Justice Abella, writing on behalf of herself and Justice Martin, disagreed. In her view, the honour of the Crown infuses all aspects of the government's relationship with Indigenous people, and there is no principled basis to exclude the enactment of legislation from the duty to consult. Nevertheless, to respect the constitutional balance between the judiciary and the legislature and not unduly interfere with the legislative process, she would only permit applicants to challenge existing legislation after it has been enacted without proper consultation. The typical remedy for legislation enacted in breach of the duty to consult would be a declaration of the breach, not invalidation of the legislation.

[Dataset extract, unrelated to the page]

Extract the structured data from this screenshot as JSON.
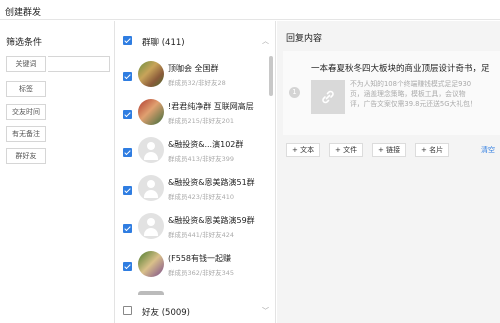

Justice Brown agreed with Justice Karakatsanis that the duty to consult does not apply to the legislative process. But he wrote separately because in his view, Justice Karakatsanis was not categorical enough in her reasons for rejecting the duty. He was further concerned that her suggestion – without deciding – that legislation that does not infringe s. 35 rights could nonetheless be found to be inconsistent with the honour of the Crown would "throw this area of the law into significant uncertainty". He lamented that a question of constitutionality going to the limits of judicial power warranted a clear answer from the majority of the Court – a goal that does not seem to have been achieved with the Court releasing four separate concurring reasons.

Justice Rowe, on behalf of himself and Justices Moldaver and Cote, agreed with Justice Brown, but raised a few additional points regarding other avenues to vindicate s. 35 rights and the adverse effects of recognizing a duty to consult during the legislative process.